A caesura is a pause that occurs in musical or poetical composition. A caesural pause in a line of poetry is dictated by normal speech rhythm, rather than meter. Additionally, a pause in conversation or a pause in music can each be referred to as a caesura. The etymology of the word caesura has Indo-European roots. Caesura comes from the Latin word meaning “a cutting.” Sometimes, a caesura occurs alongside punctuation, but it is usually present as a natural pause in the rhythm, speech, or melody rather than an intentioned one by author, speaker, or songwriter.
In poetry, there are two types of caesural breaks: feminine and masculine. The feminine caesura is a pause that occurs after a short, or non-stressed, syllable in a line of verse. The masculine caesural pause is characterized by a break that occurs after a long, or stressed, syllable.
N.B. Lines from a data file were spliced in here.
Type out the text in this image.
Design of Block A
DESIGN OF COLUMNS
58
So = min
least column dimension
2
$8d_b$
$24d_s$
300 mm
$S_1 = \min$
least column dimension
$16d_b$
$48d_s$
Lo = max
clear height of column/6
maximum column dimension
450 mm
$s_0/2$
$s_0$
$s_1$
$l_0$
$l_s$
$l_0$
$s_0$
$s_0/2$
In prosody, or the studying of verse, a caesura breaks a metrical foot, or a group of stressed or unstressed syllables used as a unit of poetic meter, into two uneven parts.
In scansion, or the analysis of meter and stress in poetry through symbols, two vertical, parallel lines, called double pipes, identify a caesural pause.
Here is an example of caesural breaks as seen in William Butler Yeats’s poem “The Lake Isle of Innisfree.” The vertical, parallel lines are scansion tools and are not a part of the author’s original poem.
I will arise and go now, || for always night and day
I hear lake water lapping || with low sounds by the shore…
The caesura in the first line coincides with the author’s punctuated pause. However, the natural caesural pause in the second line breaks the foot into separate audible parts with no punctuation at all.
In music, a symbol of five horizontal, parallel lines with a double diagonal mark through the top lines denotes a pause or complete silence in the melody.